1. That girl you're going to date in 9th grade? Don't break up with her. You get back together with her after a year of dry spell and end up marrying her anyway.
2. When riding motorcycles, REAL LEATHER jacket. Picking melted poly out of you arm hurts.
3. Maybe get in shape BEFORE basic training.
4. Oh yeah, stop laughing and making fun of recruiters. He who laughs last...
5. ...Then again, save up for college. Your parents paying for that? Yeah, they went to Hawaii for a second honeymoon six months before your freshmen year was SUPPOSED to start.
6. But then you'll miss out on that year of Zero responsibility between high school and army, where all you'll do is get drunk on the overnight shift at work and party real real hard. Your call Brony.
7. ...Yeah, you might not want to make fun of Bronies before watching the show too.
I would definitely tell my past self to invest in Apple or something, despite the fact that I wouldn't know how the stock market worked as a kid.
I would also bring up every big event that is supposed to happen from 2000-2012, in order to become famous as some sort of prophecy-bearer, unless me knowing changes the course of all of them in the first place.

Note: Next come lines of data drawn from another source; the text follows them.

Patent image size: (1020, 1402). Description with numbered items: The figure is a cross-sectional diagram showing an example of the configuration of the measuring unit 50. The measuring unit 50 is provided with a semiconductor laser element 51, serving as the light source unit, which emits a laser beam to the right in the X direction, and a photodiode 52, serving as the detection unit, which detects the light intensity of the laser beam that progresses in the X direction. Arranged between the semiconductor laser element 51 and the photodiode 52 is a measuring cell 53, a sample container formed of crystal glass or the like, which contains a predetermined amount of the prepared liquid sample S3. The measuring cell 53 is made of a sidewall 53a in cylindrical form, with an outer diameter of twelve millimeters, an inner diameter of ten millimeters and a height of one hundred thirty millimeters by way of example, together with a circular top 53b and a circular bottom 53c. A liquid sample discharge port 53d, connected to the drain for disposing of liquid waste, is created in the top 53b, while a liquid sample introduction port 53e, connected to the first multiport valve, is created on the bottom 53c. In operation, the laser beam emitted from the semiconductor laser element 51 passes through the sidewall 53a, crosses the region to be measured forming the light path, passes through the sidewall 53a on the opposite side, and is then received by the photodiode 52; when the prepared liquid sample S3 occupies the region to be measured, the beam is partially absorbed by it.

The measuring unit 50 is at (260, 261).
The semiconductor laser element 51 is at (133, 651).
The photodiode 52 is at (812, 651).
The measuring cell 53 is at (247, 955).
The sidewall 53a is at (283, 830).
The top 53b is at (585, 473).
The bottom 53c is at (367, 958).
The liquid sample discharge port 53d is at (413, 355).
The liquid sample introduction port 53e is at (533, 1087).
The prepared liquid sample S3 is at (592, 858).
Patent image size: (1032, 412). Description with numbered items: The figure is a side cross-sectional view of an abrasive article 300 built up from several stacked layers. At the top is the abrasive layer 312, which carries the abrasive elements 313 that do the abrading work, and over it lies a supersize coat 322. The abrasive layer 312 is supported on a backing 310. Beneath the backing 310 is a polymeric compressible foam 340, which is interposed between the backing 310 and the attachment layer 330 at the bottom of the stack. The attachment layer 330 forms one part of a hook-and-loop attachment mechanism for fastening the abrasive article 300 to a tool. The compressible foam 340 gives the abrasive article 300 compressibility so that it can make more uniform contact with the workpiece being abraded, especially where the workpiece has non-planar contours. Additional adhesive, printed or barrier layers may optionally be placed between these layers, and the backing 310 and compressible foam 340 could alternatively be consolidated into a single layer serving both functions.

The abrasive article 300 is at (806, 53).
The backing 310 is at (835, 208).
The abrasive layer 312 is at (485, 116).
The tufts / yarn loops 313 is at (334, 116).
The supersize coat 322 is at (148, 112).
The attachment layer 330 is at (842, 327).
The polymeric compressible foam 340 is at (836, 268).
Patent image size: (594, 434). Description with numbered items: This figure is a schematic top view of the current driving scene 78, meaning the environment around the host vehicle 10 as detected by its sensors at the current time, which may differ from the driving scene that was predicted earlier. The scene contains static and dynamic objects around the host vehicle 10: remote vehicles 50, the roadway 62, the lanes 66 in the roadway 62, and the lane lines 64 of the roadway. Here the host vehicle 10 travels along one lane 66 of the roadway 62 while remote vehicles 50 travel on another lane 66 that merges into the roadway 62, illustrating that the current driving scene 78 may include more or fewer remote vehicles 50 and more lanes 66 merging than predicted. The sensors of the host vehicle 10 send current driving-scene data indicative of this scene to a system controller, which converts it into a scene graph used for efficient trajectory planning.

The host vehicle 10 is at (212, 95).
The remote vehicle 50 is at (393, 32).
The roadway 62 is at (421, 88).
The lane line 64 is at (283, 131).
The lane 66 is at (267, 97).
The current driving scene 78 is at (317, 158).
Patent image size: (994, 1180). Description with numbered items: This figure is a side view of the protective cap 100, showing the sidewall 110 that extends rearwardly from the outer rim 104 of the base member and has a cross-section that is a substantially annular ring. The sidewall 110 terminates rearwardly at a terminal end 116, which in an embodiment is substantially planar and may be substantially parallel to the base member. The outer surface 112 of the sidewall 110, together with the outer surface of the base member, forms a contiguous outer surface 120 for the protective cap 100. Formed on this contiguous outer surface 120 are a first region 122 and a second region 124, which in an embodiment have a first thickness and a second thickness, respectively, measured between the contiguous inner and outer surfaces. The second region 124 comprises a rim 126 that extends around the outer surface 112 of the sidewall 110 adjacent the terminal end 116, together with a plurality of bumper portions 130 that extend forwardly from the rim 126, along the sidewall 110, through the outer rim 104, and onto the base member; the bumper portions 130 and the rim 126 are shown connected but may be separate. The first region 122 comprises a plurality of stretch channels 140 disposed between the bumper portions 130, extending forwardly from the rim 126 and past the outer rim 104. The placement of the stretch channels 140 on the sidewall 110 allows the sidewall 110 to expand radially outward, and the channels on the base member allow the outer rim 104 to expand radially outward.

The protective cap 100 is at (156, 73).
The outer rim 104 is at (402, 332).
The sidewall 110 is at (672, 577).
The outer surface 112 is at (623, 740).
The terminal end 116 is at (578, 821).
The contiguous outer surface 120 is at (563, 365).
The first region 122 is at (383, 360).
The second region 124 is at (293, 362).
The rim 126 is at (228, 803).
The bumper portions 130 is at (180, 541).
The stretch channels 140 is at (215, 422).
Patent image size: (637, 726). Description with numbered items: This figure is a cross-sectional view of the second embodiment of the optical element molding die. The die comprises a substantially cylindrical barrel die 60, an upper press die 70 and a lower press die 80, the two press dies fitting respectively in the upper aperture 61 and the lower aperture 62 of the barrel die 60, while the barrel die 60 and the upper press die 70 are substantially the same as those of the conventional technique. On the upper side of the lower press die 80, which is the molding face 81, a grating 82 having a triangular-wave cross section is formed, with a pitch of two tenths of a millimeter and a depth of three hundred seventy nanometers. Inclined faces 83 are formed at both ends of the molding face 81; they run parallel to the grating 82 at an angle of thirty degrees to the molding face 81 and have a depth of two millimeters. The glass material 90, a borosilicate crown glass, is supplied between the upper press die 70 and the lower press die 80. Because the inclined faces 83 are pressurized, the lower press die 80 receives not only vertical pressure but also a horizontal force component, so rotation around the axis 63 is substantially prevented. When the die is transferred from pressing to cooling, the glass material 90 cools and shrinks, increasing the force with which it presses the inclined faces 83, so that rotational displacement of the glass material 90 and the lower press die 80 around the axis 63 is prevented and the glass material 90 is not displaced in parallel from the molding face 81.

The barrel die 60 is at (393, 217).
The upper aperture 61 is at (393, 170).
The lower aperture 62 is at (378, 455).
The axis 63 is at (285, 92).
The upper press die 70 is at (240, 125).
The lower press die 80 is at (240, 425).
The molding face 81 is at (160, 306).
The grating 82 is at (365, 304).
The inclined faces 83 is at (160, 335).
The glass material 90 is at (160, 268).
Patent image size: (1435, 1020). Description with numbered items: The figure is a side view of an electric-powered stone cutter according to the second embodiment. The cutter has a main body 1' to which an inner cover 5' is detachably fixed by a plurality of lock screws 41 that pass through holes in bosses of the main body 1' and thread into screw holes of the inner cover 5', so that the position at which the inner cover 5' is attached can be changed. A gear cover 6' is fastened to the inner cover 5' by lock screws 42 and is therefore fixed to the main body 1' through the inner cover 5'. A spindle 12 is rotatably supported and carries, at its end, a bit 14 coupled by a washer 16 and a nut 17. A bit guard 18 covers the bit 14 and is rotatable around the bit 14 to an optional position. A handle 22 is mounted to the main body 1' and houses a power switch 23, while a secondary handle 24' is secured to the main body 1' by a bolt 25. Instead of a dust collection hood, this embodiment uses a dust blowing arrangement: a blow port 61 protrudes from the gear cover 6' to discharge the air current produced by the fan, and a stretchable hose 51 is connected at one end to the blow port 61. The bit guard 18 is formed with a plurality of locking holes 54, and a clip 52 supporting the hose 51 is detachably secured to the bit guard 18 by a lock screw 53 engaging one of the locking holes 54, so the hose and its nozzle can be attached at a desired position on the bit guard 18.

Also, I'd tell little me to work hard in elementary school. My Grade 2 results haven't fared well at job interviews![]()
I used to just level up Charmander and use Ember on Brock, then get a Bellsprout for Misty. Those were the days.
Okay, I'm sorry for derailing the thread. Back on topic
I wish I could pass all my knowledge to my past self and be a prodigy
This post brought to you by the power of boobs. Dear lord them boobs. Amen
1) Wear tighter pants to your lit class in Spring 2008. Or maybe it was Fall 2007. The one with the hot lecturer.
2) Just do college right. God you moron.
Signature by rubah. I think.
Just wear tight pants in general, past foa.